A large physician management company with over 650,000 lives in California was shut down abruptly last year because of a whistleblower’s report regarding poor delegation and delegation oversight. The company had improperly denied care to thousands of patients, and even falsified documents to hide the misdeed. The shutdown forced health plans and providers to scramble to make transition plans and minimize impact to affected patients. This is a classic case of delegation gone awry, and everyone losing. In this instance, the company was fully delegated by health plans. But even for organizations not in or not contemplating full delegation, the organizations are most likely to operate in a manner that still requires regulatory compliance and oversight. The delegation model can be a critical avenue to decrease overall administrative expenses and improve efficiencies across the health ecosystem, but only when done correctly.
This paper examines the delegation partnership model between payers and providers, and includes details about the delegation process, benefits, and considerations.
The Health Plan Delegation Model
The health plan delegation model occurs when a payer holds the insurance license but delegates select insurance responsibilities to providers, such as utilization management and provider credentialing. This model has been around for decades, and is most prevalent in California where enrollment in health maintenance organizations with capitated payment arrangements is much higher than the rest of the country. However, delegation also works for preferred provider organization products, especially for risk-based contracts.
Delegation Model Process
There are several strategic questions that both payers and providers need to consider as they go through the delegation model process:
Step 1: Outline and Align on Shared Vision with Partner
It is critical to engage key stakeholders and invest in what furthers a stronger partnership and a rewarding alliance. The goal is to have a defined and agreed-upon vision, and a detailed division of financial, administrative, and clinical responsibilities that will be the touchstone of the partnership, leading to product differentiation and venture parties in the market.
Step 2: Determine the Best Contractual Structure to Support the Vision
Determine the organizational structure that will most effectively support the outlined vision. The contractual structure of the partnership does not need to be limited to a specific arrangement. Rather, there are multiple ways to achieve the delegation model: (1) form an accountable care organization or clinically integrated network, (2) form a joint venture between payer and provider, or (3) form a new company entirely.
Step 3: Determine Which Insurance Functions Will Be Delegated
After aligning on a shared vision and contractual structure, determine which functions should be delegated. Below are key elements of the payer-provider integration model:
Depending on which functions are delegated, there are downstream implications to the staffing model and associated administrative fees. Even for functions that are retained, health plans should anticipate changes to how they would perform those functions, given that they are now being held accountable by the providers and the regulators (especially if providers are fully responsible for downside financial risk).
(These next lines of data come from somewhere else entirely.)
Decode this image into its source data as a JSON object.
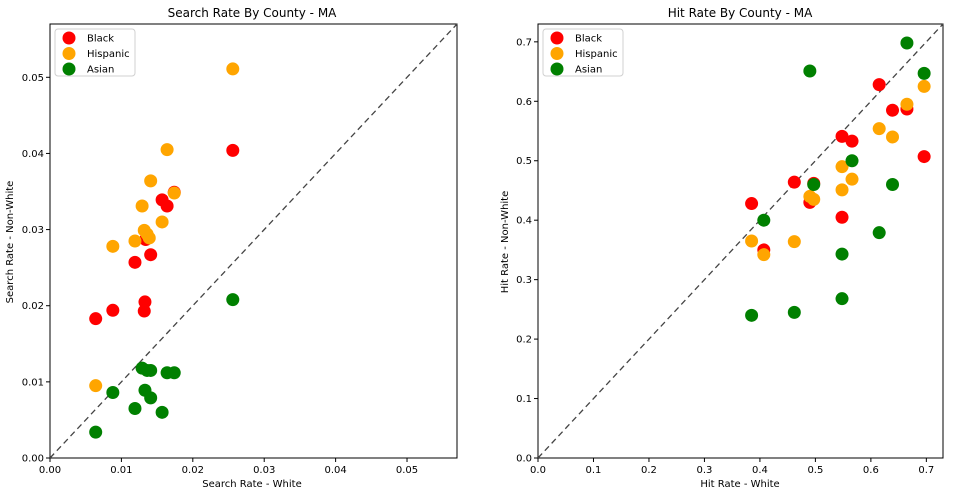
{
  "chart_data": [
    {
      "type": "scatter",
      "title": "Search Rate By County - MA",
      "xlabel": "Search Rate - White",
      "ylabel": "Search Rate - Non-White",
      "xlim": [
        0,
        0.057
      ],
      "ylim": [
        0,
        0.057
      ],
      "xticks": [
        "0.00",
        "0.01",
        "0.02",
        "0.03",
        "0.04",
        "0.05"
      ],
      "yticks": [
        "0.00",
        "0.01",
        "0.02",
        "0.03",
        "0.04",
        "0.05"
      ],
      "tick_values": [
        0,
        0.01,
        0.02,
        0.03,
        0.04,
        0.05
      ],
      "diagonal": true,
      "grid": false,
      "legend": "top-left",
      "series": [
        {
          "name": "Black",
          "color": "#ff0000",
          "points": [
            [
              0.0064,
              0.0183
            ],
            [
              0.0088,
              0.0194
            ],
            [
              0.0119,
              0.0257
            ],
            [
              0.0132,
              0.0193
            ],
            [
              0.0133,
              0.0205
            ],
            [
              0.0134,
              0.0287
            ],
            [
              0.0141,
              0.0267
            ],
            [
              0.0157,
              0.0339
            ],
            [
              0.0164,
              0.0331
            ],
            [
              0.0174,
              0.0349
            ],
            [
              0.0256,
              0.0404
            ]
          ]
        },
        {
          "name": "Hispanic",
          "color": "#ffa500",
          "points": [
            [
              0.0064,
              0.0095
            ],
            [
              0.0088,
              0.0278
            ],
            [
              0.0119,
              0.0285
            ],
            [
              0.0129,
              0.0331
            ],
            [
              0.0132,
              0.0299
            ],
            [
              0.0136,
              0.0294
            ],
            [
              0.0139,
              0.0289
            ],
            [
              0.0141,
              0.0364
            ],
            [
              0.0157,
              0.031
            ],
            [
              0.0164,
              0.0405
            ],
            [
              0.0174,
              0.0348
            ],
            [
              0.0256,
              0.0511
            ]
          ]
        },
        {
          "name": "Asian",
          "color": "#008000",
          "points": [
            [
              0.0064,
              0.0034
            ],
            [
              0.0088,
              0.0086
            ],
            [
              0.0119,
              0.0065
            ],
            [
              0.0129,
              0.0118
            ],
            [
              0.0133,
              0.0089
            ],
            [
              0.0136,
              0.0115
            ],
            [
              0.0141,
              0.0115
            ],
            [
              0.0141,
              0.0079
            ],
            [
              0.0157,
              0.006
            ],
            [
              0.0164,
              0.0112
            ],
            [
              0.0174,
              0.0112
            ],
            [
              0.0256,
              0.0208
            ]
          ]
        }
      ]
    },
    {
      "type": "scatter",
      "title": "Hit Rate By County - MA",
      "xlabel": "Hit Rate - White",
      "ylabel": "Hit Rate - Non-White",
      "xlim": [
        0,
        0.73
      ],
      "ylim": [
        0,
        0.73
      ],
      "xticks": [
        "0.0",
        "0.1",
        "0.2",
        "0.3",
        "0.4",
        "0.5",
        "0.6",
        "0.7"
      ],
      "yticks": [
        "0.0",
        "0.1",
        "0.2",
        "0.3",
        "0.4",
        "0.5",
        "0.6",
        "0.7"
      ],
      "tick_values": [
        0,
        0.1,
        0.2,
        0.3,
        0.4,
        0.5,
        0.6,
        0.7
      ],
      "diagonal": true,
      "grid": false,
      "legend": "top-left",
      "series": [
        {
          "name": "Black",
          "color": "#ff0000",
          "points": [
            [
              0.385,
              0.428
            ],
            [
              0.407,
              0.35
            ],
            [
              0.462,
              0.464
            ],
            [
              0.49,
              0.43
            ],
            [
              0.497,
              0.462
            ],
            [
              0.548,
              0.541
            ],
            [
              0.548,
              0.405
            ],
            [
              0.566,
              0.533
            ],
            [
              0.615,
              0.628
            ],
            [
              0.639,
              0.585
            ],
            [
              0.665,
              0.587
            ],
            [
              0.696,
              0.507
            ]
          ]
        },
        {
          "name": "Hispanic",
          "color": "#ffa500",
          "points": [
            [
              0.385,
              0.365
            ],
            [
              0.407,
              0.342
            ],
            [
              0.462,
              0.364
            ],
            [
              0.49,
              0.44
            ],
            [
              0.497,
              0.435
            ],
            [
              0.548,
              0.49
            ],
            [
              0.548,
              0.451
            ],
            [
              0.566,
              0.469
            ],
            [
              0.615,
              0.554
            ],
            [
              0.639,
              0.54
            ],
            [
              0.665,
              0.595
            ],
            [
              0.696,
              0.625
            ]
          ]
        },
        {
          "name": "Asian",
          "color": "#008000",
          "points": [
            [
              0.385,
              0.24
            ],
            [
              0.407,
              0.4
            ],
            [
              0.462,
              0.245
            ],
            [
              0.49,
              0.651
            ],
            [
              0.497,
              0.46
            ],
            [
              0.548,
              0.343
            ],
            [
              0.548,
              0.268
            ],
            [
              0.566,
              0.5
            ],
            [
              0.615,
              0.379
            ],
            [
              0.639,
              0.46
            ],
            [
              0.665,
              0.698
            ],
            [
              0.696,
              0.647
            ]
          ]
        }
      ]
    }
  ]
}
Step 4: Determine the Timeline for Transitioning Delegated Functions
Finally, agree on a timeline to transition the delegated functions over to the provider. For this step, both payers and providers need to understand where they are today (current state) and outline where they want to be in the future (aspired future state). The readiness to move any and all delegated functions will depend in part on the provider’s willingness and readiness to assume financial risk and delegated functions. Just as critical will be the other key enablers and dependencies, including but not limited to IT and data-sharing capabilities.